Russell Leadbetter

The whole tooth ...

SPOTTED on a dental-supplies van in Glasgow: a sign reading "No teeth are kept in this van overnight."

Poles apart

ELECTION news. We liked this tweet, the other day, from Rory Bremner.

Q: 'What do you think of the polls, Mr Farage?'

A: 'There's too many of them and they should go back to their own country. Next question?'

Otherwise engaged

STILL with the election. A reader recalls canvassing for the SNP, many years ago.

Early one evening - 6.30 or so - he knocked on a door.

He recalls: "I was met by a dishevelled guy, who told me: 'Gonny come back - am oan the joab! Fifteen minutes, okay?"

Adds our reader: "I didn't return, although I did wonder what the job was."

Blair causes a stir

"AS Tony Blair jumps to Miliband's defence, Labour risks having too many cooks," Have I Got News for You tweeted yesterday. "Although that's now at least one per kitchen."

Try putting these on your business cards

A DIARY colleague, new to LinkedIn, was bemused to read the job description of a suggested new contact. Not content with being a Guerrilla Idea Generator, the bloke is also a Disruptive Experience Engineer. "Try as I might," our colleague admits gamely, "I genuinely cannot think what either of these jobs entails."

Any Diary readers with ideas for job titles that flatter to deceive?

A groan of Diary readers?

SO, we asked yesterday, what is the best collective noun for Diary readers?
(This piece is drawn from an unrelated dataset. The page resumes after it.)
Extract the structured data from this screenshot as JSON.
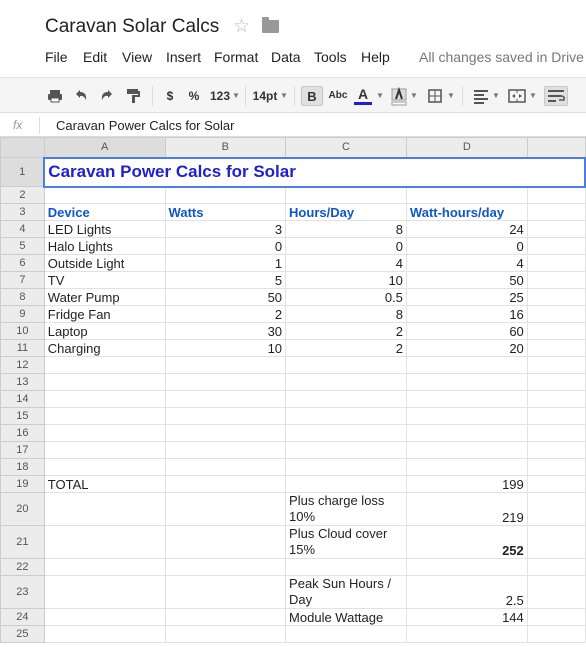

"Diarytribe," suggests Russell Smith.

"A column," says Neil Armstrong (Ian Gilbert later had the same idea).

"Given the standard of jokes (and based on years of personal experience) the collective noun for Diary readers has to be a Groan," says Stuart Russell. "Sorry....couldn't resist."

Bill Taylor says it depends on their gender: "You would have a 'chortle' of males, a 'giggle' of females. A mixed group would probably be a 'chuckle'. A really big mixed group would be a 'muckle chuckle'."

Any more?

Gossip from the 19th hole

WHILE on the subject of collective nouns, Kenny Hardie volunteers a succession of vacuum cleaners and a brouhaha of beer.

Jim Torbett, in Troon, emails us: "At the bar in a well-known Ayrshire golf club, discussion was taking place on collective nouns," he writes. "Someone said, 'What's the collective noun for a group of Past Captains?'

A retired school teacher suggested: "A scunner."

Keep 'em coming.

Anyone know the Italian for 'Action!'?

AS more than one person observed yesterday - in terms of this planned new film about the flight of Bonnie Prince Charlie, are they going to get an Italian actor to play him?

Quick-fire way to make a crust

NEWS that Don McLean's original manuscript for his enigmatic 1971 hit, American Pie, has sold for $1.2 million at an auction in New York prompts reader Eric Simpson to wonder: "Would I make my fortune with a song entitled Ta Ta Scotch Pie?"